March 4th, 2012
This week has four government-compiled economic reports for the markets to digest. Only one is considered to be highly important, but it is a big one. The rest of the reports are moderately important to the markets, meaning they have the potential to affect mortgage rates but usually don’t cause a noticeable change.
The most important data comes the matter part of the week, but sizable moves in stocks can impact bond trading and mortgage rates any day.
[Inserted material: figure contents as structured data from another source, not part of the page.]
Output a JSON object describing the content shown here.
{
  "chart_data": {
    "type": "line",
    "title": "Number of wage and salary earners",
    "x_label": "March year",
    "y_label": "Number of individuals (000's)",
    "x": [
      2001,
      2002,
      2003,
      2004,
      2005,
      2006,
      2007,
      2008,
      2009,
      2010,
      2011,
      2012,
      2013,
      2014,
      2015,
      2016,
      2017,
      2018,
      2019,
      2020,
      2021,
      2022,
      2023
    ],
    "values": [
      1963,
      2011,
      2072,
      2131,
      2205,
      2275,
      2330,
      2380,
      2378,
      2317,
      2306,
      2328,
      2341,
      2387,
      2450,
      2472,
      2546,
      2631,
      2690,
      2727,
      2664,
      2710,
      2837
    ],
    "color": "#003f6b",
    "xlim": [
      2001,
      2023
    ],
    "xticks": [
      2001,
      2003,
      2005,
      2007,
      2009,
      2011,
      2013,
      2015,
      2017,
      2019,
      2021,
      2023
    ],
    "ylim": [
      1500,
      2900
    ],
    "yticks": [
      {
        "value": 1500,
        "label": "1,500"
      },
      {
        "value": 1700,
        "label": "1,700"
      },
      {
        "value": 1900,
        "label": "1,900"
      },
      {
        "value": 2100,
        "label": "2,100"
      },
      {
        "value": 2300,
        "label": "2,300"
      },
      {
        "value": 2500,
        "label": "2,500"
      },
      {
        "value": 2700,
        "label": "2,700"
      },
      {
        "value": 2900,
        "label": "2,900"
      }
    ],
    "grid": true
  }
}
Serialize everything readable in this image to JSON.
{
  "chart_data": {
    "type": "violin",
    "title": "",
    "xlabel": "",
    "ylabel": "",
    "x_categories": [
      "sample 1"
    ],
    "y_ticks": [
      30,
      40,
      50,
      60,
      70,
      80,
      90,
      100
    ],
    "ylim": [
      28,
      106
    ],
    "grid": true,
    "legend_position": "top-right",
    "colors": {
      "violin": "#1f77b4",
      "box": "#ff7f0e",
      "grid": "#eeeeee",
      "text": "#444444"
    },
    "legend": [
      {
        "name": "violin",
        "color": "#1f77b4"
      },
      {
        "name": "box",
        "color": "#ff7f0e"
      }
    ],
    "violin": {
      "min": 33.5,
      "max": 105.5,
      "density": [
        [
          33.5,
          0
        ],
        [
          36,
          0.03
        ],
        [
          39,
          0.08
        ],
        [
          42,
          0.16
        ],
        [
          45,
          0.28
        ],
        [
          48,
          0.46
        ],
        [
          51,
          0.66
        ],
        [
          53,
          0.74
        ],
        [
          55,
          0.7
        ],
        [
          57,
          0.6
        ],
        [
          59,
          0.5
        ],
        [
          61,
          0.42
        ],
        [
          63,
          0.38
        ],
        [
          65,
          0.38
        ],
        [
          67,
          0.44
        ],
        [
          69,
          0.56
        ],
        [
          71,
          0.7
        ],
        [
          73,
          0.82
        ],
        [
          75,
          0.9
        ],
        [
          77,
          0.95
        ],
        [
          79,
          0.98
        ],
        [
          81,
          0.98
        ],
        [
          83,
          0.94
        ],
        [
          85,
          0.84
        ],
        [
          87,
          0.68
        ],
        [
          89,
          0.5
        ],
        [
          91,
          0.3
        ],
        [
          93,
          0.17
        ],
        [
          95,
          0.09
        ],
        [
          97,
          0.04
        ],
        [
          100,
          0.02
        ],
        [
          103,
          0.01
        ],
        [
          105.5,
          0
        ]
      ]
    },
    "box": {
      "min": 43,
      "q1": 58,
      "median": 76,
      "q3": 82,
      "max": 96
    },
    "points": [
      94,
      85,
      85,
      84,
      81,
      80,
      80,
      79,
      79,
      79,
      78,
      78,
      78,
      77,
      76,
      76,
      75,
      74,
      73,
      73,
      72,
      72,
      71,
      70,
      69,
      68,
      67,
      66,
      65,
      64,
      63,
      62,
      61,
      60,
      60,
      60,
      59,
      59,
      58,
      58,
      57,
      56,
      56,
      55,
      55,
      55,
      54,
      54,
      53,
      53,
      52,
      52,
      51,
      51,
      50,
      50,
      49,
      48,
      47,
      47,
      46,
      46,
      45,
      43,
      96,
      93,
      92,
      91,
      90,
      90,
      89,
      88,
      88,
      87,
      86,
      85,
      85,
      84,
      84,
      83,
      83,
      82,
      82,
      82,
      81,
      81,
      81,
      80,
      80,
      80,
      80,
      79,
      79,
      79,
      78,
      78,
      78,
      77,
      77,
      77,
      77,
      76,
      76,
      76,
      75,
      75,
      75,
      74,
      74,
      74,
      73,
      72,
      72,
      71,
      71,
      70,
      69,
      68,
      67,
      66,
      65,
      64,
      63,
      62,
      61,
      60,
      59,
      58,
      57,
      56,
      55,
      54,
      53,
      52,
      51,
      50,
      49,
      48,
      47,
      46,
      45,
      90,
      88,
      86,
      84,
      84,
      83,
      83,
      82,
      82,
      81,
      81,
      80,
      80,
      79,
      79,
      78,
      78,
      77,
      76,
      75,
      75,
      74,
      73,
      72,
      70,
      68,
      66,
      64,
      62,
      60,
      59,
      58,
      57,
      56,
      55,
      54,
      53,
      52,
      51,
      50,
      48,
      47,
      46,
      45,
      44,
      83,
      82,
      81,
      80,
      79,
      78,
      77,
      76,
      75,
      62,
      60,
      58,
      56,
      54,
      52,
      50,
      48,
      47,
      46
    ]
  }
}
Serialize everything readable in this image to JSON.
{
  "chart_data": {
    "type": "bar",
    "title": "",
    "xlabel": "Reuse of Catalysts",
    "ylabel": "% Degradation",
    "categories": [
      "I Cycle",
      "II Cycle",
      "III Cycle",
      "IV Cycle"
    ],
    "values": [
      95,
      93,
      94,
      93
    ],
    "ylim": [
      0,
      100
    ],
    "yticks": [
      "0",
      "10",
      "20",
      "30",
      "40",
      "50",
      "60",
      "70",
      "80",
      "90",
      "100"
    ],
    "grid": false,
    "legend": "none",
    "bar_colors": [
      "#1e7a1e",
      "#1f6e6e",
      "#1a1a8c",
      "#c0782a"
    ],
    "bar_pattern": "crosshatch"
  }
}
The week’s first data comes tomorrow with the release of January’s Factory Orders during late morning hours, which will give us a measurement of manufacturing sector strength. This data is similar to last week’s Durable Goods, except this report covers orders for both durable and non-durable goods. Current forecasts are calling for a drop in new orders of approximately 1.9%. A larger than expected drop would be good news for the bond market and could lead to an improvement in mortgage rates since it would point towards economic weakness.
There is nothing of relevance scheduled for Tuesday, but Wednesday has a couple of releases that are considered moderately important. The first is the revised Productivity index for the 4th Quarter of last year. The preliminary reading posted last month showed an annual growth rate of 0.7% in worker output. Analysts are expecting to see an upward revision of 0.2% to last month’s initial reading. Employee productivity is watched fairly closely because a higher level of output per hour is believed to mean that the economy can expand without inflation concerns. However, since this data is quite aged now, it likely will have little impact on Wednesday’s mortgage rates unless it shows a significant change.
Wednesday also has a couple of private sector employment-related reports due to be posted. The biggest one comes from payroll processor ADP who will announce their change in payrolls processed last month. Since it is not a government agency report, it isn’t considered to be highly important, but as with any employment-related data, it does draw some attention. This is especially true for this report because it is posted just before monthly employment figures are released by the Labor Department.
Thursday has nothing to be concerned with but Friday is a different story. The biggest news of the week comes early Friday morning when one of the single most important monthly reports we see will be posted. The Labor Department will release February’s Employment report at 8:30 AM ET Friday. Some of the important portions of the report will give us the unemployment rate, number of new jobs added or lost and the average hourly earnings reading. The best combination for the bond market and mortgage rates would be an increase in the unemployment rate, a much smaller increase in payrolls than expected and little or no increase in earnings. Current forecasts are calling for no change in the unemployment rate of 8.3% and approximately 207,000 new jobs added to the economy. Stronger than expected readings will likely fuel a stock market rally and selling bonds that would cause a sizable upward revision to mortgage rates. On the other hand, disappointing numbers would raise concerns about the economy’s ability to continue to grow at its current pace that would have an opposite impact on the markets and mortgage pricing.
January’s Goods and Services Trade Balance report will also be released early Friday morning, but it will likely draw little interest from market participants. It will give us the size of the U.S. trade deficit, but often does not directly impact mortgage rates and is the week’s least important piece of news. Current forecasts are calling for a $48.1 billion trade deficit during January, but we will need to see a large variance from this estimate and little surprise in the employment figures for this news to influence bond trading enough to affect mortgage pricing. It is highly likely that this report will be a non-factor in Friday’s pricing.
Overall, look for a fairly active week in the markets and mortgage rates. I suspect there will be some optimism leading up to Friday’s Employment report, which could lead to support in stocks and pressure in bonds as we get closer to Friday. That day is undoubtedly the biggest of the week and we can label Tuesday as the least important. Please be careful this week if still floating an interest rate, especially the latter part of the week.